Although our study was not specifically designed to address the underlying mechanisms of dynamic hyperinflation during upper-body exercise, our observations do merit brief discussion. First, the hyperinflation during severe exercise might have been attributable to the greater exercise ventilation at this intensity (relative to heavy exercise). However, others have observed elevated lung volumes during arm cranking performed by healthy subjects relative to leg cycling at similar ventilations (2). This suggests that the locomotor mechanics of upper-body exercise might directly influence operating lung volumes. It is unlikely that abdominal muscle fatigue per se caused the increase in EELV because the initial shift in lung volume occurred too early (<1 min) for contractile fatigue to be manifest (26). Moreover, prior fatigue of the abdominal muscles in healthy subjects was found to have no influence on operating lung volumes during subsequent high-intensity cycle exercise (36). It appears, therefore, that contractile fatigue of the abdominal muscles is not a causal factor in the control of operating lung volumes during exercise. As proposed previously (2), the abdominal muscle contribution to the regulation of EELV during upper-body exercise might be compromised by increased requirements to stabilize the torso.
This study is the first to present objective evidence of abdominal muscle fatigue in response to severe-intensity upper-body exercise in normal, healthy men. However, there was no concurrent fatigue of the diaphragm after heavy or severe upper-body exercise. It seems likely that the ventilatory role of the diaphragm was prioritized during exercise and that upper-body exercise was of insufficient ventilatory stress to induce contractile fatigue of the inspiratory muscles. By contrast, the abdominal muscle fatigue after severe exercise was likely caused by a combination of mechanical, postural, and ventilatory demands induced by upper-body locomotor mechanics. This expiratory muscle multitasking might render the abdominal muscles particularly susceptible to contractile fatigue during intense upper-body exercise.
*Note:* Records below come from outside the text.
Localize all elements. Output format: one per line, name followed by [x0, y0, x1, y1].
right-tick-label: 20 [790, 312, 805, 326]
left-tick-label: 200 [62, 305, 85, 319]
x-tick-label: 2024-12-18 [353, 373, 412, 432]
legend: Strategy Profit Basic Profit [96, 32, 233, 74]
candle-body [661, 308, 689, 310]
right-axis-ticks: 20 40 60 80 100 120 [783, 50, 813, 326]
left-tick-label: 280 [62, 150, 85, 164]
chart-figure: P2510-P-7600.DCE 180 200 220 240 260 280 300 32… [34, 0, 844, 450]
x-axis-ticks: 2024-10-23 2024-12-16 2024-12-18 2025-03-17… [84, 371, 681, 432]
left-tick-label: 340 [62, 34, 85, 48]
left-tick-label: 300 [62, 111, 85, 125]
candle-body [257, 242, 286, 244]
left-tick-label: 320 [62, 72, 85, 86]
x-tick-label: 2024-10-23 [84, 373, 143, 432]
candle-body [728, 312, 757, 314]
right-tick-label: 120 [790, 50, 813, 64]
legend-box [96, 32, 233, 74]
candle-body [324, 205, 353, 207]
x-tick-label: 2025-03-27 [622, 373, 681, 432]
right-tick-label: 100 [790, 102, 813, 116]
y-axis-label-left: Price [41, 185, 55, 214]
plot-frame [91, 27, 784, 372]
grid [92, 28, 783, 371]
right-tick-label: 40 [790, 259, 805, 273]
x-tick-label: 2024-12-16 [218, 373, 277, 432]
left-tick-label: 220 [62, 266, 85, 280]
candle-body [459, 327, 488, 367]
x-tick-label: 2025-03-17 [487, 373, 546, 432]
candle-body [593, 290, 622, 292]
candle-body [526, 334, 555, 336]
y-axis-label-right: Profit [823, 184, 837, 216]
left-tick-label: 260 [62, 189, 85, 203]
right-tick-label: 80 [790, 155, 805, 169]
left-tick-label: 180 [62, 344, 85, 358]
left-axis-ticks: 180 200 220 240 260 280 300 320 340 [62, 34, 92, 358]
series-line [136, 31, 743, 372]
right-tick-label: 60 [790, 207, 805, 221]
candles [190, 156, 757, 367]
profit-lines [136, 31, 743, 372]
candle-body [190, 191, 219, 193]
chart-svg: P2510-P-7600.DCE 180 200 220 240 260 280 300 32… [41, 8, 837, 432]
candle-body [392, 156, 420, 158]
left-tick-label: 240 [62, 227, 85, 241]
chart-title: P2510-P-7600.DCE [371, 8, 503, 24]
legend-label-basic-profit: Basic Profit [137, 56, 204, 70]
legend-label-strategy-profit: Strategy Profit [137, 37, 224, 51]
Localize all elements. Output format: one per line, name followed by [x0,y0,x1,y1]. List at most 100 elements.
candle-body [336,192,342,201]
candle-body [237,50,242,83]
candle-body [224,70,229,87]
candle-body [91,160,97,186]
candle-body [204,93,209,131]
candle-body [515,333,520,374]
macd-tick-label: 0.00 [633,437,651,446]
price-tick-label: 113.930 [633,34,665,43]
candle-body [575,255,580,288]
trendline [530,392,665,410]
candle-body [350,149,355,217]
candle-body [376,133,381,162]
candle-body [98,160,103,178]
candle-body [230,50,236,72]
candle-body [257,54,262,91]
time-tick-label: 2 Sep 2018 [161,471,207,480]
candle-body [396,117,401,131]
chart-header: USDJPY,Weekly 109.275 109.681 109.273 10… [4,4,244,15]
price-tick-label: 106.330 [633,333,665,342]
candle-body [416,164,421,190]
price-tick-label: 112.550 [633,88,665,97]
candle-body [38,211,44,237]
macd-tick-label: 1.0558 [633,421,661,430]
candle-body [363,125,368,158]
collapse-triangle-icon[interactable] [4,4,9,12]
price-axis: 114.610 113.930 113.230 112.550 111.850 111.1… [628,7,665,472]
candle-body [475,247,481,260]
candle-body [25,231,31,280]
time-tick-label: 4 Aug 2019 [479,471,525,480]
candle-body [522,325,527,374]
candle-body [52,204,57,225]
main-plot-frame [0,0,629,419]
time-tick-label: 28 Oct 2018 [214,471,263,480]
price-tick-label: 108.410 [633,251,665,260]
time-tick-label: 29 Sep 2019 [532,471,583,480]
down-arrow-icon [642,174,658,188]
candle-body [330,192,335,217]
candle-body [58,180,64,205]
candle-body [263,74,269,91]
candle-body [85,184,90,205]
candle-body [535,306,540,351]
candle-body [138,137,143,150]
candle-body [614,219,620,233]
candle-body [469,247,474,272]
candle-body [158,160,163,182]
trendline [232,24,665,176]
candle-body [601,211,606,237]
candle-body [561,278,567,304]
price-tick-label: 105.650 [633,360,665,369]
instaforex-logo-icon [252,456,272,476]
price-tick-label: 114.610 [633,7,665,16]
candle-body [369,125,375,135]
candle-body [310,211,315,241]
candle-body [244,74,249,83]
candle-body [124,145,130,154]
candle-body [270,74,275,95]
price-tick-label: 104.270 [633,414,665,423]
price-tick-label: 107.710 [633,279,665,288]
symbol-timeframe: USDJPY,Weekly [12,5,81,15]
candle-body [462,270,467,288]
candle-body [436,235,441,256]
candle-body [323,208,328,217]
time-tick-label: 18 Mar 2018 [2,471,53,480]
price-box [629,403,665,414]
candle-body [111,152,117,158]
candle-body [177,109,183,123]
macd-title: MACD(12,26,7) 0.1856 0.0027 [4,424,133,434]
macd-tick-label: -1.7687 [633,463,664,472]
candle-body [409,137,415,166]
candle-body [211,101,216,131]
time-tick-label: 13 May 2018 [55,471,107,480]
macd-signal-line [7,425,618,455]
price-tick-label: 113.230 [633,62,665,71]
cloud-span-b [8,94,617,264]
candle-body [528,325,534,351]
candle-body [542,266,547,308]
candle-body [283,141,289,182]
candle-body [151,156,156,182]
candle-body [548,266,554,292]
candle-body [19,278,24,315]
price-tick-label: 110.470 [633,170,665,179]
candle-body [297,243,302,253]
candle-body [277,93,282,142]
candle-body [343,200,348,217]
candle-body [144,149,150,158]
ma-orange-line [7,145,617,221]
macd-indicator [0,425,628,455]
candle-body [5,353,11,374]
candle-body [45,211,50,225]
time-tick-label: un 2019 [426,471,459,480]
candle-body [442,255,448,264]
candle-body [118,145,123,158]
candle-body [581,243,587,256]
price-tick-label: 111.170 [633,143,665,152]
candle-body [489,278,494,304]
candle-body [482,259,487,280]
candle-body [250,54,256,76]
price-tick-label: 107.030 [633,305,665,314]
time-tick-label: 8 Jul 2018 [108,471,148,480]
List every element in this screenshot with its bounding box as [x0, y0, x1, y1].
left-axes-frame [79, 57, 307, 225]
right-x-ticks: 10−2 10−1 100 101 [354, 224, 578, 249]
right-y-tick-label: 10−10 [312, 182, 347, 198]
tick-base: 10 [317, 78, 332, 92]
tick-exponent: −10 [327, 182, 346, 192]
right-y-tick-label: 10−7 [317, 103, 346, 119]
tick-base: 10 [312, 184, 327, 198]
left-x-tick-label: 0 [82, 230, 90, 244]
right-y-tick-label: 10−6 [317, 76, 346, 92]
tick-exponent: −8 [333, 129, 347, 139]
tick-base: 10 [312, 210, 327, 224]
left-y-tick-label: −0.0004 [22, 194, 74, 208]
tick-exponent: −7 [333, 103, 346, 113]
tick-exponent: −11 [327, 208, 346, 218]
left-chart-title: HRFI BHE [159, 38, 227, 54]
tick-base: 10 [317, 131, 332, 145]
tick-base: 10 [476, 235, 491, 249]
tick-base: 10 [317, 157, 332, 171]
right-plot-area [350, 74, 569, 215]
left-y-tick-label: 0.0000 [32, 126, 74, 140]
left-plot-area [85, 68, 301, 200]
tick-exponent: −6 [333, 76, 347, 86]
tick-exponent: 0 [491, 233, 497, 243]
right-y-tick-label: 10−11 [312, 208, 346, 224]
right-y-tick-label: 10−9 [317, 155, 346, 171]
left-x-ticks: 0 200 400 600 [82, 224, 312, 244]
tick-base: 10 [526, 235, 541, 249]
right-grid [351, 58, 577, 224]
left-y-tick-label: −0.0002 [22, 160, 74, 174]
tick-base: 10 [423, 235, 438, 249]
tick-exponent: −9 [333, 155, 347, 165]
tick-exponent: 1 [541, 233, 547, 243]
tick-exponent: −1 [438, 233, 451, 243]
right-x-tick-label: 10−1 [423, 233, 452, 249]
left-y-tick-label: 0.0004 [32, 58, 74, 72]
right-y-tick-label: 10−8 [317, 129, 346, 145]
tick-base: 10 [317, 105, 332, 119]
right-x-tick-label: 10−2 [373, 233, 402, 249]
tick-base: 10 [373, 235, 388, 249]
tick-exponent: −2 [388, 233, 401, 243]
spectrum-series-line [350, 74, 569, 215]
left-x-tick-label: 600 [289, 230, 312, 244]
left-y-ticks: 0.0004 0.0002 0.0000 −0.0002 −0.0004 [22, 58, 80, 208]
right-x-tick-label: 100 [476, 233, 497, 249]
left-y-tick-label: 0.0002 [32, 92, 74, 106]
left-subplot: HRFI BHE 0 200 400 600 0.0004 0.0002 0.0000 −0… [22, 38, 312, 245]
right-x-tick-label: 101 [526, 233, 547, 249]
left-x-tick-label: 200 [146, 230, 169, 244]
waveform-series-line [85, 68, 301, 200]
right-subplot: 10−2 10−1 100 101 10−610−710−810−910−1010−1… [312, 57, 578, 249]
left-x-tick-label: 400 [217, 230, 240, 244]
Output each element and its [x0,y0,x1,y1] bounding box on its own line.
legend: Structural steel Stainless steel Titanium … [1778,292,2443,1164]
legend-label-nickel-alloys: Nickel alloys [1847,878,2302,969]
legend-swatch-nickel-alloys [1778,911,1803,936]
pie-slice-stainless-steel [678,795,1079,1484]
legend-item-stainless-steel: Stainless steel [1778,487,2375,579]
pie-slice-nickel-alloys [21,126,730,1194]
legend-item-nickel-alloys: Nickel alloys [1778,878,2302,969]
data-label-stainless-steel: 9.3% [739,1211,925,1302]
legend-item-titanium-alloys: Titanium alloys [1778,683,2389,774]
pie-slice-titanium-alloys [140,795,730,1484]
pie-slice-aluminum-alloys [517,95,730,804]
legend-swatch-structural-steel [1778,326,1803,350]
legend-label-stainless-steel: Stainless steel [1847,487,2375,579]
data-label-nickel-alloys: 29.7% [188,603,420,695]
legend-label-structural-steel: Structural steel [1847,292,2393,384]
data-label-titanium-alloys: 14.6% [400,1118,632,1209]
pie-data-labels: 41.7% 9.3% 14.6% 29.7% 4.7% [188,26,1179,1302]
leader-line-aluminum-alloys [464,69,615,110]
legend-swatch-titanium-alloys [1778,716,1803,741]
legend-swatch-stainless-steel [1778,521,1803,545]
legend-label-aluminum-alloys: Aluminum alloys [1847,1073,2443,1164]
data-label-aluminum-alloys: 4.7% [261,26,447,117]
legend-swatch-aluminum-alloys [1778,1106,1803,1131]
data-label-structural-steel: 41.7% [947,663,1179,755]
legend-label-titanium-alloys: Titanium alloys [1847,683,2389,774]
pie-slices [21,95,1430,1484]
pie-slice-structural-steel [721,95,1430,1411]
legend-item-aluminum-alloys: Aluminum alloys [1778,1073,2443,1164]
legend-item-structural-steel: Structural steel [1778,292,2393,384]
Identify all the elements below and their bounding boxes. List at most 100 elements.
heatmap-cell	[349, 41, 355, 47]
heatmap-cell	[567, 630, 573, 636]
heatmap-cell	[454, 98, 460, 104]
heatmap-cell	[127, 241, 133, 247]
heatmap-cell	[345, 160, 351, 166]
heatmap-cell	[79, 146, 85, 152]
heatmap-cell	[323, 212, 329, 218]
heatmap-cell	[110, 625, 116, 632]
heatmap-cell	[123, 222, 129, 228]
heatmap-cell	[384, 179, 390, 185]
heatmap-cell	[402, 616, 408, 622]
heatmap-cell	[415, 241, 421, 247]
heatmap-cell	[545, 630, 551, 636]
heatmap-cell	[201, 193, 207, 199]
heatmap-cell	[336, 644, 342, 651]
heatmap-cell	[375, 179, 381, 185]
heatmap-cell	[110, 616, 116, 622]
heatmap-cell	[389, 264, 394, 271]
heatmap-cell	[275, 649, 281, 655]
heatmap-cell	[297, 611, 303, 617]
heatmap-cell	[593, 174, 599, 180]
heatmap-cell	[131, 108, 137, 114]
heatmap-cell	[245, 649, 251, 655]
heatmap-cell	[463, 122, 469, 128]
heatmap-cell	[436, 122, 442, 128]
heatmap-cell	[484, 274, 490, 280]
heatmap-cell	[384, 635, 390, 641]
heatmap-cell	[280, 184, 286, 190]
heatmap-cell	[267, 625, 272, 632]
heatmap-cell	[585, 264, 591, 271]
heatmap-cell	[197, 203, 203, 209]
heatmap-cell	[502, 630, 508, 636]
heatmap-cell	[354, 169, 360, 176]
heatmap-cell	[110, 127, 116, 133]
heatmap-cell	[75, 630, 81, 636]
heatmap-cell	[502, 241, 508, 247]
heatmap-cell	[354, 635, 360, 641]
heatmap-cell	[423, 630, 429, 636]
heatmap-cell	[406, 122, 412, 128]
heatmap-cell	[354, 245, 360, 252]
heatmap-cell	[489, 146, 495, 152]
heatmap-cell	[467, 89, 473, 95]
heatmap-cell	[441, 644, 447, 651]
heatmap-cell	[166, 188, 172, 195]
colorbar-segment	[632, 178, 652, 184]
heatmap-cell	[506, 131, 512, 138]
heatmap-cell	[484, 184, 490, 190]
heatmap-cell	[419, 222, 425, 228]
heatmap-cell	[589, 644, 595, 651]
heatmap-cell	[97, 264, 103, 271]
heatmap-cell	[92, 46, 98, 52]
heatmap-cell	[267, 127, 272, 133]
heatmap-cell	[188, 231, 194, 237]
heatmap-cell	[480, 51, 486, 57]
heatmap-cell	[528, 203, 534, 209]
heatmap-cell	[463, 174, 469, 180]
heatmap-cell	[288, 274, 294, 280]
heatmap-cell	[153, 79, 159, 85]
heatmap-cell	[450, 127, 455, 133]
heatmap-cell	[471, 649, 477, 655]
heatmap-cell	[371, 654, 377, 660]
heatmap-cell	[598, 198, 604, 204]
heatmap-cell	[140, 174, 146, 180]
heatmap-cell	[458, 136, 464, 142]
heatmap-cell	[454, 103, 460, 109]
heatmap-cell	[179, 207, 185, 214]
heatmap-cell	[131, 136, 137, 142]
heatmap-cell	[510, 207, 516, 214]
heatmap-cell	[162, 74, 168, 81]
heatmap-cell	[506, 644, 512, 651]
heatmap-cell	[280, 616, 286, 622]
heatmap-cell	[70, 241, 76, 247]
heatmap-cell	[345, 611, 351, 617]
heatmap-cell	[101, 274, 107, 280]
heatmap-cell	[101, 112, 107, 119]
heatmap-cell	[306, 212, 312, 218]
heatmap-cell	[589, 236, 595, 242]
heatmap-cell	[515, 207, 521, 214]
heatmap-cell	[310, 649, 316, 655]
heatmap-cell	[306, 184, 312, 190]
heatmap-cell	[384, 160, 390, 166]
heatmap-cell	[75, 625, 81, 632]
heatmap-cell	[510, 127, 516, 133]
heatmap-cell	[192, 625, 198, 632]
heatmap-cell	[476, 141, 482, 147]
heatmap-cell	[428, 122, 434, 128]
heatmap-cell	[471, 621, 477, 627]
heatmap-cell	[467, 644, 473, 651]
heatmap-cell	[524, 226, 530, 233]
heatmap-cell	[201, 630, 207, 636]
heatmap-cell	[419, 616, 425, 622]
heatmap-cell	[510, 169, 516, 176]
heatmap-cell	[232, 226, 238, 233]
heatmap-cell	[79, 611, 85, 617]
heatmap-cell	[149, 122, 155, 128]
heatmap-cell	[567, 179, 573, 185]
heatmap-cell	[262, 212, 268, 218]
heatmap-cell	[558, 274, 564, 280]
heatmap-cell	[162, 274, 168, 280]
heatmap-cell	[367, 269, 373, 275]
Further research is needed to determine the implications of these findings for athletes involved in upper-body dominant sports and for clinical populations engaged in upper-body rehabilitation programmes.
There were no conflicts of interest in the conception or production of this study. This study is unfunded. The results of the present study do not constitute endorsement by the American College of Sports Medicine. The results of the study are presented clearly, honestly, and without fabrication, falsification, or inappropriate data manipulation.